Tuesday, September 25, 2012

Recursive zfs send and receive

I normally keep my ZFS filesystem hierarchy simple, so that the filesystem boundary is the boundary of administrative activity. So migrating a filesystem from one place to another is usually as simple as:

zfs snapshot tank/a@copy
zfs send tank/a@copy | zfs recv cistern/a

However, if you have child filesystems, and clones in particular, that you want to move, then it's slightly more involved. Suppose you have the following

tank/a/myfiles
tank/a/myfiles@clone
tank/a/myfiles-clone

where myfiles-clone is a clone of the @clone snapshot. I often create these temporarily if someone wants a copy of some data in a slightly different layout. In today's case, it had taken some time to shuffle the files around in the clone and I didn't want to have to do that all over again.

So, ZFS has recursive send and receive. The first thing I learnt is that myfiles-clone isn't really a descendant of myfiles - think of it as more of a sibling. So in this case you start from tank/a and send everything under that. First create a recursive snapshot:

zfs snapshot -r tank/a@copy

Then to send the whole lot

zfs send -R tank/a@copy

I was rather naive and thought that

zfs send -R tank/a@copy | zfs recv cistern/a

would do what I wanted - simply drop everything into cistern/a, and was somewhat surprised that this doesn't work. Particularly as ZFS almost always just works and does what you expect.

What went wrong?
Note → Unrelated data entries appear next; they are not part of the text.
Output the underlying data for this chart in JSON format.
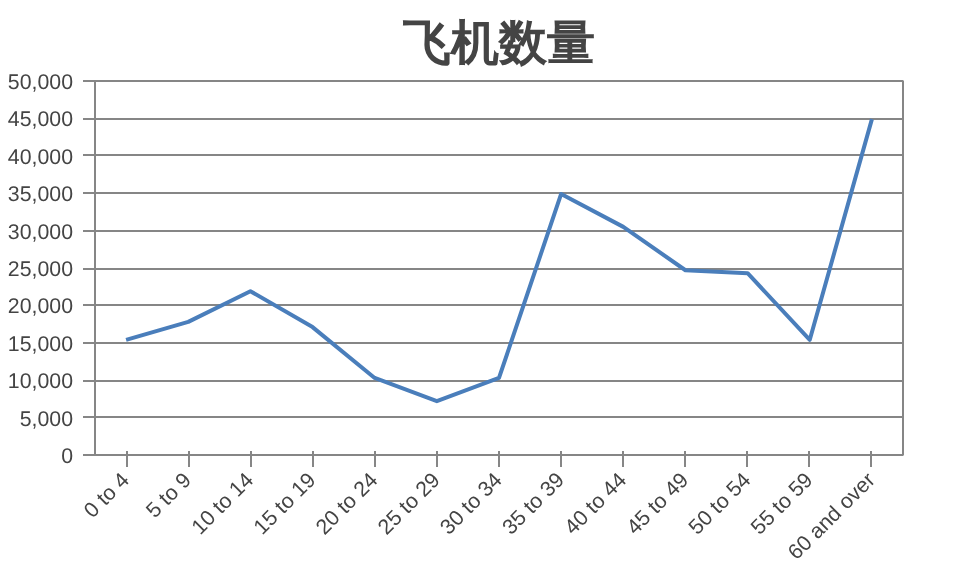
{
  "chart_data": {
    "type": "line",
    "title": "飞机数量",
    "categories": [
      "0 to 4",
      "5 to 9",
      "10 to 14",
      "15 to 19",
      "20 to 24",
      "25 to 29",
      "30 to 34",
      "35 to 39",
      "40 to 44",
      "45 to 49",
      "50 to 54",
      "55 to 59",
      "60 and over"
    ],
    "series": [
      {
        "color": "#4a7ebb",
        "values": [
          15400,
          17800,
          21900,
          17100,
          10300,
          7200,
          10300,
          34900,
          30500,
          24700,
          24300,
          15400,
          44900
        ]
      }
    ],
    "ylim": [
      0,
      50000
    ],
    "yticks": [
      {
        "value": 0,
        "label": "0"
      },
      {
        "value": 5000,
        "label": "5,000"
      },
      {
        "value": 10000,
        "label": "10,000"
      },
      {
        "value": 15000,
        "label": "15,000"
      },
      {
        "value": 20000,
        "label": "20,000"
      },
      {
        "value": 25000,
        "label": "25,000"
      },
      {
        "value": 30000,
        "label": "30,000"
      },
      {
        "value": 35000,
        "label": "35,000"
      },
      {
        "value": 40000,
        "label": "40,000"
      },
      {
        "value": 45000,
        "label": "45,000"
      },
      {
        "value": 50000,
        "label": "50,000"
      }
    ],
    "grid": "y",
    "marker": "none",
    "line_style": "solid"
  }
}
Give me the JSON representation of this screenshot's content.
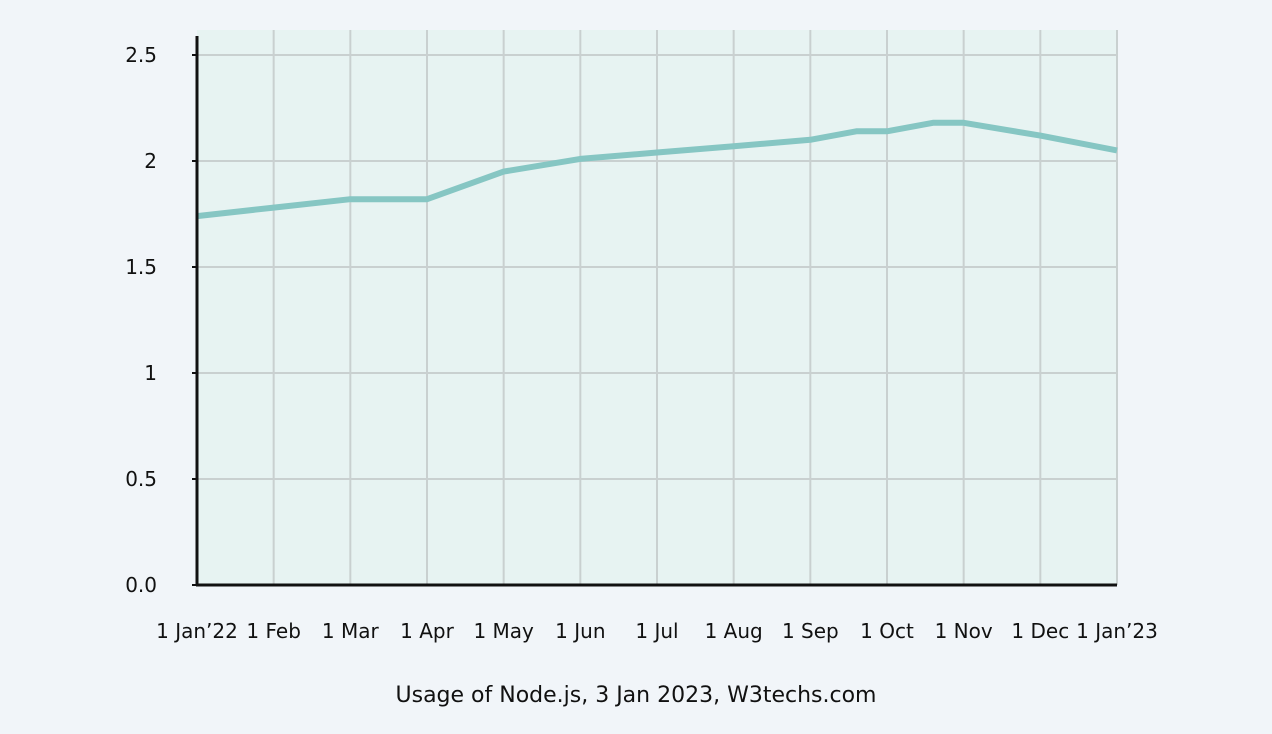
{
  "chart_data": {
    "type": "line",
    "caption": "Usage of Node.js, 3 Jan 2023, W3techs.com",
    "x_ticks": [
      "1 Jan’22",
      "1 Feb",
      "1 Mar",
      "1 Apr",
      "1 May",
      "1 Jun",
      "1 Jul",
      "1 Aug",
      "1 Sep",
      "1 Oct",
      "1 Nov",
      "1 Dec",
      "1 Jan’23"
    ],
    "y_ticks": [
      {
        "value": 0,
        "label": "0.0"
      },
      {
        "value": 0.5,
        "label": "0.5"
      },
      {
        "value": 1,
        "label": "1"
      },
      {
        "value": 1.5,
        "label": "1.5"
      },
      {
        "value": 2,
        "label": "2"
      },
      {
        "value": 2.5,
        "label": "2.5"
      }
    ],
    "ylim": [
      0,
      2.5
    ],
    "grid": true,
    "series": [
      {
        "color": "#86c6c3",
        "points": [
          {
            "x": 0,
            "y": 1.74
          },
          {
            "x": 1,
            "y": 1.78
          },
          {
            "x": 2,
            "y": 1.82
          },
          {
            "x": 3,
            "y": 1.82
          },
          {
            "x": 4,
            "y": 1.95
          },
          {
            "x": 5,
            "y": 2.01
          },
          {
            "x": 6,
            "y": 2.04
          },
          {
            "x": 7,
            "y": 2.07
          },
          {
            "x": 8,
            "y": 2.1
          },
          {
            "x": 8.6,
            "y": 2.14
          },
          {
            "x": 9,
            "y": 2.14
          },
          {
            "x": 9.6,
            "y": 2.18
          },
          {
            "x": 10,
            "y": 2.18
          },
          {
            "x": 11,
            "y": 2.12
          },
          {
            "x": 12,
            "y": 2.05
          }
        ]
      }
    ],
    "colors": {
      "plot_background": "#e7f3f2",
      "grid": "#c9d0d0",
      "axis": "#111111"
    }
  }
}
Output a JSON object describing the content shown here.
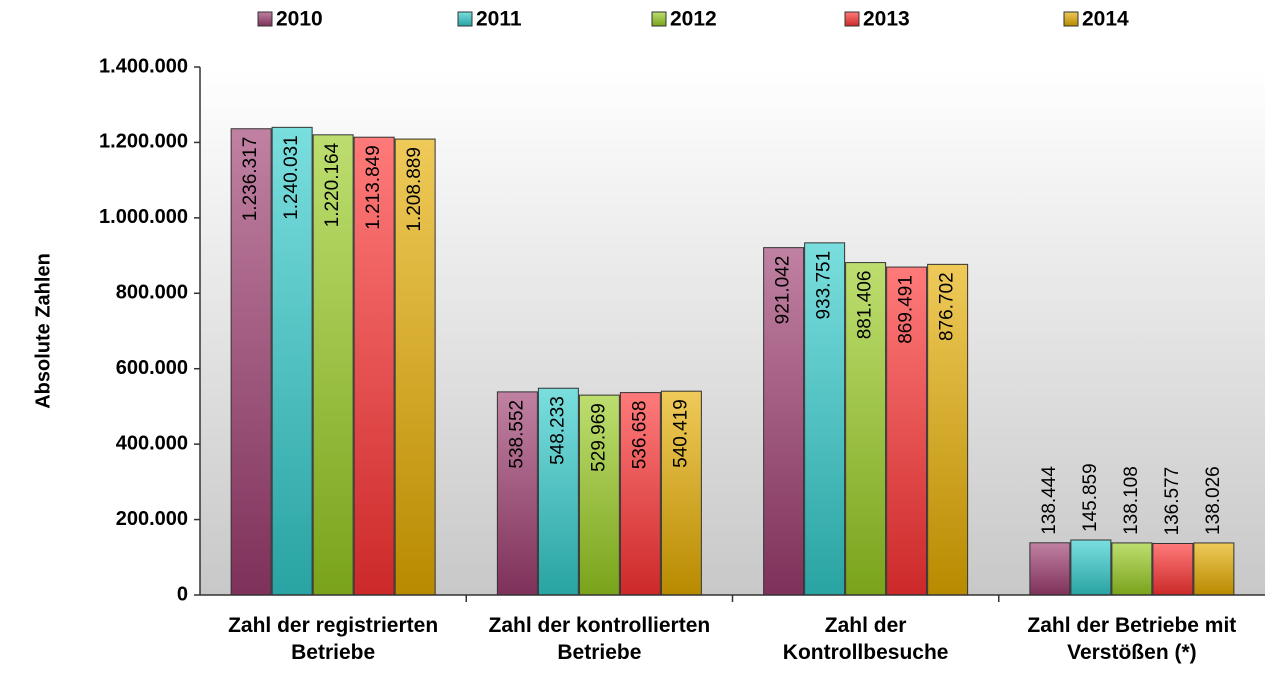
{
  "chart_data": {
    "type": "bar",
    "y_axis_label": "Absolute Zahlen",
    "categories": [
      "Zahl der registrierten Betriebe",
      "Zahl der kontrollierten Betriebe",
      "Zahl der Kontrollbesuche",
      "Zahl der Betriebe mit Verstößen (*)"
    ],
    "series": [
      {
        "name": "2010",
        "color": "#9e3d70",
        "values": [
          1236317,
          538552,
          921042,
          138444
        ],
        "value_labels": [
          "1.236.317",
          "538.552",
          "921.042",
          "138.444"
        ]
      },
      {
        "name": "2011",
        "color": "#33cccc",
        "values": [
          1240031,
          548233,
          933751,
          145859
        ],
        "value_labels": [
          "1.240.031",
          "548.233",
          "933.751",
          "145.859"
        ]
      },
      {
        "name": "2012",
        "color": "#99cc22",
        "values": [
          1220164,
          529969,
          881406,
          138108
        ],
        "value_labels": [
          "1.220.164",
          "529.969",
          "881.406",
          "138.108"
        ]
      },
      {
        "name": "2013",
        "color": "#ff3333",
        "values": [
          1213849,
          536658,
          869491,
          136577
        ],
        "value_labels": [
          "1.213.849",
          "536.658",
          "869.491",
          "136.577"
        ]
      },
      {
        "name": "2014",
        "color": "#e6ad00",
        "values": [
          1208889,
          540419,
          876702,
          138026
        ],
        "value_labels": [
          "1.208.889",
          "540.419",
          "876.702",
          "138.026"
        ]
      }
    ],
    "ylim": [
      0,
      1400000
    ],
    "yticks": [
      {
        "value": 0,
        "label": "0"
      },
      {
        "value": 200000,
        "label": "200.000"
      },
      {
        "value": 400000,
        "label": "400.000"
      },
      {
        "value": 600000,
        "label": "600.000"
      },
      {
        "value": 800000,
        "label": "800.000"
      },
      {
        "value": 1000000,
        "label": "1.000.000"
      },
      {
        "value": 1200000,
        "label": "1.200.000"
      },
      {
        "value": 1400000,
        "label": "1.400.000"
      }
    ],
    "grid": false,
    "legend": "top"
  }
}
What I think happens here is that the recursive copy effectively does:

zfs send tank/a@copy | zfs recv cistern/a
zfs send tank/a/myfiles@copy | zfs recv cistern/a
zfs send tank/a/myfiles-clone@copy | zfs recv cistern/a

and attempts to put all the child filesystems in the same place, which fails rather badly. (You can see the hierarchy that would be created on the receiving side by using 'zfs recv -vn'.)

The way to solve this is to use the -e or -d options of zfs recv, like so:

zfs send -R tank/a@copy | zfs recv -d cistern/a

or

zfs send -R tank/a@copy | zfs recv -e cistern/a

In both cases it uses the name of the source dataset to construct the name at the destination, so it will lay it out properly.

The difference (read the man page) is that -e simply uses the last part of the source name at the destination. In this example, this was fine, but if you start off with a hierarchy it will get flattened (and you could potentially have naming collisions). With -d, it will just strip off the beginning (in this case, tank), so that the structure of the hierarchy is preserved, although you may end up with extra levels at the destination. If it's not quite right, though, zfs rename can sort it all out.

1 comment:

Mike Gerdts said...

If use use the -v option to zfs send, you will see that when you send a clone, it sends an incremental stream from the clone's origin (zfs list -o name,origin) to the requested snapshot. The data that predates your @clone snapshot is not included in the send stream unless you are also sending an @copy of that snapshotted file system. The @copy must be newer than the @clone. You can also use zstreamdump to understand the content of a zfs stream. Note that the first section of output dumps an nvlist of intent. Some of the snapshots listed in the initial section may not be present in the stream.

FWIW, I recognized a variant of this problem when doing some work on support for using zfs archives with zoneadm -a . To simplify my scenario, I made some changes to zfs send such that it now has the -r (recursive compared to -R (replication)) and -c (self-contained). Thus:

zfs snapshot -r zones/z1@snap
zfs send -rc zones/z1@snap

will now create recursive, self-contained archive even if z1 is a clone of z0. If z1 has multiple boot environments (which are implemented as clones), the snapshot:clone relationship is preserved.

My change first appears in Solaris 11 and is not present in illumos.